Глаз разума - Хофштадтер Даглас Р. (читать книги полностью .TXT) 📗
ЧЕРЕПАХА: Так же чувствовали бы себя вы, доведись вам попасть в такую ситуацию.
АХИЛЛ: Я? Но который из каталогов был бы мною?
ЧЕРЕПАХА: Любой из них… все сразу… а может быть, ни один.
АХИЛЛ: Странно. Я не знаю, где был бы — может, нигде. И каждый из этих каталогов утверждал бы, что я — это он!
ЧЕРЕПАХА: Этого надо было бы ожидать — в конце концов, вы и сами поступаете точно так же. Я бы могла представить двоих из вас — или даже каждого из вас — друг другу.
АХИЛЛ: Ой! Я ждал от вас чего-нибудь подобного. Каждый раз, когда мы встречаемся, вы проделываете со мной что-нибудь в этом роде.
ЧЕРЕПАХА: Думаю, что между вами возник бы спор, кто из вас настоящий Ахилл.
АХИЛЛ: Ну и дьявольская мысль! Так можно человека с ума свести. Я чувствую, что теряю перспективу — кто я такой. Я — человек? Процесс? Структура в моем мозгу?
ЧЕРЕПАХА: Интересный вопрос. Чтобы ответить на него, давайте вернемся к Эйнштейну. Как вы думаете, он умер или остался в живых благодаря созданию этого каталога?
АХИЛЛ: Полагаю, что какая-то часть его духа осталась жива, поскольку эти данные сохранились.
ЧЕРЕПАХА: А если бы никто никогда не воспользовался этой книгой? Был бы он жив тогда?
АХИЛЛ: На этот вопрос ответить нелегко. Скорее всего, мне пришлось бы сказать “нет”. Ясно, что оживили его мы сами, извлекая “по кусочкам” со страниц книги. Самым главным здесь был процесс, а не данные. Он с нами беседовал, и именно это сделало его живым. Его нейроны, так сказать, возбуждались, — правда, значительно медленнее обычного, но это не столь важно.
ЧЕРЕПАХА: Предположим, на первый “раунд” вы потратили десять секунд, на второй — сто, на третий — тысячу и так далее. Разумеется, сама книга не может знать, как долго это продлится, поскольку она сообщается с миром исключительно при помощи таблиц. Она никогда не узнает того, чего вы ей не скажете. Будет ли она все еще живой, несмотря на ужасающую медлительность ее нейронных реакций после нескольких раундов?
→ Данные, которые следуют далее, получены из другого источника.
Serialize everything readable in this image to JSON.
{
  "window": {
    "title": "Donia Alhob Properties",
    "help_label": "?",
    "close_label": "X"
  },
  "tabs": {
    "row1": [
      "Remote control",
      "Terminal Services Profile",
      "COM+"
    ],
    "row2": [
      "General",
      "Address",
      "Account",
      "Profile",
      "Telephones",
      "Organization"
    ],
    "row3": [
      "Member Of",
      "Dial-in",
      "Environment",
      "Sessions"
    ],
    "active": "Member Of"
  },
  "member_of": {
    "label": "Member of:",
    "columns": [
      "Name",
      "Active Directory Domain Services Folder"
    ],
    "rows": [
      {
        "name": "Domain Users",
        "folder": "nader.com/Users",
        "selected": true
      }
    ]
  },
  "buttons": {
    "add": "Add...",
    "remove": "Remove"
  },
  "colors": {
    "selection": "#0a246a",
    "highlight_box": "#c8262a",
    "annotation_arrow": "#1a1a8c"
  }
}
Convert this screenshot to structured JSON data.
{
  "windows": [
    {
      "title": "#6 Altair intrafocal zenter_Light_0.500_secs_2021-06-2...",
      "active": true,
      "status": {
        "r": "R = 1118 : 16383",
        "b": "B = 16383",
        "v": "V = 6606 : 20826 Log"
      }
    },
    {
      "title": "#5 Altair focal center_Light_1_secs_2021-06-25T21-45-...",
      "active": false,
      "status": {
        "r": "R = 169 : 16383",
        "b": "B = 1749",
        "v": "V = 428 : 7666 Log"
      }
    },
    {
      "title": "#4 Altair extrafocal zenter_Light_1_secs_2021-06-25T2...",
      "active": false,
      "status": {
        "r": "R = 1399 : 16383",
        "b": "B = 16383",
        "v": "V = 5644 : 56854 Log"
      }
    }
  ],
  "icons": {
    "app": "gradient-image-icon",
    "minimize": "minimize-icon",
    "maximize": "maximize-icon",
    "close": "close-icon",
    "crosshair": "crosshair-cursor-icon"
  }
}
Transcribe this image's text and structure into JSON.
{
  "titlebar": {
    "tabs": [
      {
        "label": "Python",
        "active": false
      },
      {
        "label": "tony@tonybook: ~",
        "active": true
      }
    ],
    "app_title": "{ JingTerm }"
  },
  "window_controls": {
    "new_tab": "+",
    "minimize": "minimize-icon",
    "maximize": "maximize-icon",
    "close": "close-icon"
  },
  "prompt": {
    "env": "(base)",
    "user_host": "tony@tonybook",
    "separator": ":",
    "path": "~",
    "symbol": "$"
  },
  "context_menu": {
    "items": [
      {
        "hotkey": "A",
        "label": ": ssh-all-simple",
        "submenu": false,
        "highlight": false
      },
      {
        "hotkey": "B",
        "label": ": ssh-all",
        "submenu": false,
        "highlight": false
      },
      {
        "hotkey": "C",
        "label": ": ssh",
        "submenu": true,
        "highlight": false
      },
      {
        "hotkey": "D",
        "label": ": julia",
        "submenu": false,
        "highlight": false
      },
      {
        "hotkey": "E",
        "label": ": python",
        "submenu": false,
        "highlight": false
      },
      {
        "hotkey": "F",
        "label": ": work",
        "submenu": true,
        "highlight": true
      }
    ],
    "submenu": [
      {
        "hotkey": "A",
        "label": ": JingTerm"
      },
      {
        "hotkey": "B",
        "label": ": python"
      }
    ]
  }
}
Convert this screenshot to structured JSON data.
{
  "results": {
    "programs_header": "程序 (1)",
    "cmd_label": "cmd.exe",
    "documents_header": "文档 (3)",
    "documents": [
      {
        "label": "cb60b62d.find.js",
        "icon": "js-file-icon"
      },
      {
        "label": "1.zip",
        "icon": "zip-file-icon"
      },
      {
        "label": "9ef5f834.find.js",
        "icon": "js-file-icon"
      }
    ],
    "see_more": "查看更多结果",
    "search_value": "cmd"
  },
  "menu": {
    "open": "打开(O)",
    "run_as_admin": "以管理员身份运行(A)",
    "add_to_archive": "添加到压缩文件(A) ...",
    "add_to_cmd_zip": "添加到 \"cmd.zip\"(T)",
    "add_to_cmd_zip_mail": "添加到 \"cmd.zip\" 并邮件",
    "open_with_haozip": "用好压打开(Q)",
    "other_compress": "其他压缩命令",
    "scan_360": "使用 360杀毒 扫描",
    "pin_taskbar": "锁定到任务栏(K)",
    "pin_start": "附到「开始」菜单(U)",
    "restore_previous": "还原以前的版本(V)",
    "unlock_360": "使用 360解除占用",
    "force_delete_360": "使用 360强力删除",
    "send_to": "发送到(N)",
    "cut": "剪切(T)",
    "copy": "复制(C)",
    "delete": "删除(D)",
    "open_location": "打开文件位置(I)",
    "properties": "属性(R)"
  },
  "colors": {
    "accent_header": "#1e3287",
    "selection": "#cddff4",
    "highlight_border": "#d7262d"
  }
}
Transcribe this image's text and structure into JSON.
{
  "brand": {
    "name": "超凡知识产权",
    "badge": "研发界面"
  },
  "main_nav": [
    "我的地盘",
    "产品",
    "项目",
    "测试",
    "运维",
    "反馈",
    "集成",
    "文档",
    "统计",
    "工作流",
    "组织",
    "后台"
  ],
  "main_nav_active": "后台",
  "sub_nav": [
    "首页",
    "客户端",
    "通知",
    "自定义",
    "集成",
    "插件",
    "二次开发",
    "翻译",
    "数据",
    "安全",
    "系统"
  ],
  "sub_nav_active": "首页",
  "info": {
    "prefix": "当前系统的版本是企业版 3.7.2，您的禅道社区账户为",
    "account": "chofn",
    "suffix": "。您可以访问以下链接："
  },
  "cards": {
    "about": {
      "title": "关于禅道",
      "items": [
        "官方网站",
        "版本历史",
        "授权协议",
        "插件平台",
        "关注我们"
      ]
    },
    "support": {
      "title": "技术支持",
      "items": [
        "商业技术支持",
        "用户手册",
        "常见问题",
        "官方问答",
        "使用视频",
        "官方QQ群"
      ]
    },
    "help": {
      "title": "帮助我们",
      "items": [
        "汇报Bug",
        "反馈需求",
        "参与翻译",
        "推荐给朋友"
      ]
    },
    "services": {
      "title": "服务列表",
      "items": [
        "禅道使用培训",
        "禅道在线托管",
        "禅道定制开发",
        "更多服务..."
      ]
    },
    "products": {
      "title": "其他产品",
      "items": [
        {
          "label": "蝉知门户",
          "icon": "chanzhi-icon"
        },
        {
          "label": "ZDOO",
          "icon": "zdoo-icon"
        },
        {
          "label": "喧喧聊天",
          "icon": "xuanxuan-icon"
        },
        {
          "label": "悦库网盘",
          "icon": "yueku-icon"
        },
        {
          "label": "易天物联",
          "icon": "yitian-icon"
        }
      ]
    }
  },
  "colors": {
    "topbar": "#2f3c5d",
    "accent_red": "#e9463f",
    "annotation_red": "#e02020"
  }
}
АХИЛЛ: Почему бы и нет? Если бы и я тоже был превращен в каталог, и мои страницы переворачивались бы так же медленно, наша скорость ведения беседы совпала бы. Мы не почувствовали бы никакого неудобства, даже если во внешнем мире один лишь обмен приветствиями между нами продолжался бы тысячелетия.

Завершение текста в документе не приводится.